The pattern of distribution of ABO blood groups in neoplastic lesions is depicted in [Table/Fig-2]. In the control group, blood group O was the most frequent blood group, followed by B, A and AB. Neoplastic lesions were most common in patients with blood group O, followed by A, B and AB. Neuroepithelial tumours, meningeal tumours and cranial and paraspinal nerve tumours were common in blood group O patients. But metastatic tumours and lymphoma followed a different pattern of distribution and were seen in patients with blood group A and blood group B. These observations indicate a definite change in the pattern of distribution of ABO blood group. The association between the ABO blood groups and neoplastic lesion was not statistically significant (p = 0.055). But the p-value appears to be very close to the significance.

[Table/Fig-2]:

Distribution of ABO blood groups in CNS lesions.

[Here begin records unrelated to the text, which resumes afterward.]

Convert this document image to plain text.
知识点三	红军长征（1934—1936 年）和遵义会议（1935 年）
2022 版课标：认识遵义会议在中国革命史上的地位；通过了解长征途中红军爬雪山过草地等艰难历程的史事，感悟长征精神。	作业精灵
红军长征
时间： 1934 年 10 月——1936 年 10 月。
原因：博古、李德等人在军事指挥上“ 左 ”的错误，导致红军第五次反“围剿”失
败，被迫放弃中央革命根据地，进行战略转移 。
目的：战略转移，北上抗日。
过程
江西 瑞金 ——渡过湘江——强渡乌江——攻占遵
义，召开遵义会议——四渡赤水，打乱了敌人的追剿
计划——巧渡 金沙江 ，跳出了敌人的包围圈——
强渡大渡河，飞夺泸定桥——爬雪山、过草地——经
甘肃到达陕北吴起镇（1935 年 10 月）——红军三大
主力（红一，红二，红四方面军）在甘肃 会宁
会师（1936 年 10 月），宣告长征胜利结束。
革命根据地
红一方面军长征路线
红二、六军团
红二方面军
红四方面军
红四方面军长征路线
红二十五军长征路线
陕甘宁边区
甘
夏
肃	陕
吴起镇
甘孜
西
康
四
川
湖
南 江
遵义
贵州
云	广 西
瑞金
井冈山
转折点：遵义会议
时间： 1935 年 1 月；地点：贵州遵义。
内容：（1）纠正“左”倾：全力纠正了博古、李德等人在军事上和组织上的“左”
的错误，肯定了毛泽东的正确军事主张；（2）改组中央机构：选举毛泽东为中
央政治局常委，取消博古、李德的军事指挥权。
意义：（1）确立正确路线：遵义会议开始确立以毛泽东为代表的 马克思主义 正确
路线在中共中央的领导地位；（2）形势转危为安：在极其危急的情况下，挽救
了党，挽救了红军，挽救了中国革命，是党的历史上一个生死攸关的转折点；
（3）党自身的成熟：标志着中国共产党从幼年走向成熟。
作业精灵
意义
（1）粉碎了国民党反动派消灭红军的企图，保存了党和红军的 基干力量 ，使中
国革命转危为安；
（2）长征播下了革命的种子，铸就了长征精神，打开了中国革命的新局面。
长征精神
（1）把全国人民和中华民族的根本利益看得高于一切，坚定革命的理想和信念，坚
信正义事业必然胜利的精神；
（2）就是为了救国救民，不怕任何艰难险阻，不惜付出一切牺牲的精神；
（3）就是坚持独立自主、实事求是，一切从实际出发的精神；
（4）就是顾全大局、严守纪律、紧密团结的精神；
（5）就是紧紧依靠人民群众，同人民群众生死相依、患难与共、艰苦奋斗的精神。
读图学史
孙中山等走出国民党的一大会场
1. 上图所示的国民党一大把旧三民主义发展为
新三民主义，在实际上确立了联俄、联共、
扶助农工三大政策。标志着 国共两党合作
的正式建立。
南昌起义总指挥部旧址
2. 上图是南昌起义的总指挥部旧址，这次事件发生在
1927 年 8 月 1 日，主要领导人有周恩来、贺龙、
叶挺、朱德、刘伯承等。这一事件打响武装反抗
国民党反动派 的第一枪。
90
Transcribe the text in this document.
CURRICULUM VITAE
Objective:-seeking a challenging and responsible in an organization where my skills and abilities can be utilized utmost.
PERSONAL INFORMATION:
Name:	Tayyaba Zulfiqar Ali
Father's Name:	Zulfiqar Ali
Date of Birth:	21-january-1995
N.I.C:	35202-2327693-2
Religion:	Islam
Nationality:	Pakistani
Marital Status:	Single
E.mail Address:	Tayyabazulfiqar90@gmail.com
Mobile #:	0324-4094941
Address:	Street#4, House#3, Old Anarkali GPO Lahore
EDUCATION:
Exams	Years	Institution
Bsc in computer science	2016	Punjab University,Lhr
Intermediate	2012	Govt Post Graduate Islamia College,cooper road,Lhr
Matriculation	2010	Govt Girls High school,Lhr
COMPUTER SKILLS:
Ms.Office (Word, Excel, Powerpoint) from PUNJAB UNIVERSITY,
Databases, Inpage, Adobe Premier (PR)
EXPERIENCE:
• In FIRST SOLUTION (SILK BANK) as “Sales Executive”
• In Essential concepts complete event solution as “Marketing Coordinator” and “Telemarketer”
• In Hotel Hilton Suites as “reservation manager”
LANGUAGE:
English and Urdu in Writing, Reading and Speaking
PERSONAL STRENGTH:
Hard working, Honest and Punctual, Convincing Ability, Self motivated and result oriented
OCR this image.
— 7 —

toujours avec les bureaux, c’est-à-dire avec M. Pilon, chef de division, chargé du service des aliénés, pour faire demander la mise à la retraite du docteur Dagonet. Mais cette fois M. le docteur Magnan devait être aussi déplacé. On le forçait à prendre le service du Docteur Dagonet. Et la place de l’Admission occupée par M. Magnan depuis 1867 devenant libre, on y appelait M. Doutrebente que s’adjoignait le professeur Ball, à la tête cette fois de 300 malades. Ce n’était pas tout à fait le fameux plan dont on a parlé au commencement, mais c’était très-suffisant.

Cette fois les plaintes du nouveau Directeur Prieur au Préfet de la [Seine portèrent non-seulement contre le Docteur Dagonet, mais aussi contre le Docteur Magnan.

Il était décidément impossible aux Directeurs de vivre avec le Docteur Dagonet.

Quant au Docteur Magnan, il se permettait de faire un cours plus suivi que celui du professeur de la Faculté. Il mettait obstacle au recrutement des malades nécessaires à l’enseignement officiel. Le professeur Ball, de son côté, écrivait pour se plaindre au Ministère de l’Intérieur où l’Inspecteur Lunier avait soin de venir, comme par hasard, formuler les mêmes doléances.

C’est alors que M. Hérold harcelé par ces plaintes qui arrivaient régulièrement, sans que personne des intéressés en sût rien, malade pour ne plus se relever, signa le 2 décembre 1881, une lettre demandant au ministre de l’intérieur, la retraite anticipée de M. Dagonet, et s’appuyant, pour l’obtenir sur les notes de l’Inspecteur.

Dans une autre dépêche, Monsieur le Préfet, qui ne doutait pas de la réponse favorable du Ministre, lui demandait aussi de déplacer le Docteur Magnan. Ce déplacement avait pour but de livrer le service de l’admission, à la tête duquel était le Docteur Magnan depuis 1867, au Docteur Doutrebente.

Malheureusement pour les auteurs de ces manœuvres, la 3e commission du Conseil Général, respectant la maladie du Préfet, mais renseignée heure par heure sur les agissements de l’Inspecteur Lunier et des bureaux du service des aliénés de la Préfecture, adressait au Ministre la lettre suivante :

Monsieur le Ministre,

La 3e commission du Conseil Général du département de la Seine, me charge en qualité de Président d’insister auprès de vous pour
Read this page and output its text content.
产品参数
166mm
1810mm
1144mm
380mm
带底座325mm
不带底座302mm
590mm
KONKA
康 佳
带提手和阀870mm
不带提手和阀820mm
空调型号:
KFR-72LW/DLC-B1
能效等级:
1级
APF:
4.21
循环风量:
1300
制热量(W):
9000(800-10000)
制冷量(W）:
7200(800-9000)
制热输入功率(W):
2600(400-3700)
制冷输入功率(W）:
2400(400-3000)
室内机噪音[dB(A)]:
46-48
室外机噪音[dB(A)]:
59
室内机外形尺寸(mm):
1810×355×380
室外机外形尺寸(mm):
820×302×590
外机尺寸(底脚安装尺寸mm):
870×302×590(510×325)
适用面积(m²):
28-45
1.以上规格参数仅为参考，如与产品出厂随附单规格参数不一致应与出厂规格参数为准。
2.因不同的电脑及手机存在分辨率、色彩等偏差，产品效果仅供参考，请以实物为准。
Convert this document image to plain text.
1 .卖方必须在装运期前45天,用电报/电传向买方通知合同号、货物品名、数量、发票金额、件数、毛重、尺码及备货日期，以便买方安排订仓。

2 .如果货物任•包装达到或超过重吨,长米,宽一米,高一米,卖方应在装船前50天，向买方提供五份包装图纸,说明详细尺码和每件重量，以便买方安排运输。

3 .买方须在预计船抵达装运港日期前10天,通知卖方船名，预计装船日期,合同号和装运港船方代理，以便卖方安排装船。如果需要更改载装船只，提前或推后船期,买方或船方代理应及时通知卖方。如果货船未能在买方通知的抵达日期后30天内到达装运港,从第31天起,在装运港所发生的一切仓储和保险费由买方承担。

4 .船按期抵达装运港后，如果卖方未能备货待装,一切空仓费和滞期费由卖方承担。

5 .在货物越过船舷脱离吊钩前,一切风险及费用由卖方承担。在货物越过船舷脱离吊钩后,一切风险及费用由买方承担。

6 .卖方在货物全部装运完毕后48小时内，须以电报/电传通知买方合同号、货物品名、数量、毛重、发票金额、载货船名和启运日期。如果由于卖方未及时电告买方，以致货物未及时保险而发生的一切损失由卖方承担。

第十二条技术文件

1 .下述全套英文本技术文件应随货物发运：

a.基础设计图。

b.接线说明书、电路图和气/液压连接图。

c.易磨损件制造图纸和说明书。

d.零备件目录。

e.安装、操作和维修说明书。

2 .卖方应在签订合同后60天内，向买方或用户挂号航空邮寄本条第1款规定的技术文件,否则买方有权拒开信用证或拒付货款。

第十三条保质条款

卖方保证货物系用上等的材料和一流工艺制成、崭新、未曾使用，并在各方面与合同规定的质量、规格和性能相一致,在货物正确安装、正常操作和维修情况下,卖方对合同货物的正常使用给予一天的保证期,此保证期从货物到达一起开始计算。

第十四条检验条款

Cases	Blood Groups Documented	ABO Blood Groups
Cases	Blood Groups Documented	A	%	B	%	AB	%	O	%
Control Population	21067	5342	25.35%	5626	26.70%	1283	6.09%	8816	41.84%
CNS Neoplasms
Neoplastic Lesions	92 (84.40%)	30	32.60%	23	25%	2	2.17%	37	40.21%
Neuroepithelial tumours	33	7	21.21%	10	30.30%	1	3.03%	15	45.45%
Meningial tumours	26	8	30.76%	7	26.92%	0	0%	11	42.30%
Cranial and paraspinal nerve tumours	10	4	40%	0	0%	1	10%	5	50%
Pituitary neoplasms	9	4	44.44%	1	11.11%	0	0%	4	44.44%
Metastatic tumours	7	4	57.14%	3	42.85%	0	0%	0	0%
Sellar tumours	4	2	50%	0	0%	0	0%	2	50%
Lymphoma and haemopoetic tumours	2	1	50%	1	50%	0	0%	0	0%
Germ cell tumour	1	0	0%	1	100%	0	0%	0	0%
Non-Neoplastic	17 (15.59%)	5	29.41%	5	29.41%	0	0%	7	41.17%
Inflammatory lesions	9	1	11.11%	3	33.33%	0	0%	5	55.55%
Cystic lesions	6	2	33.33%	2	33.33%	0	0%	2	33.33%
Neural tube defects	2	2	100%	0	0%	0	0%	0	0%

Non-neoplastic lesions were most common in blood group O patients [Table/Fig-2]. The association between the ABO blood groups and non-neoplastic lesion was not statistically significant (p>0.05).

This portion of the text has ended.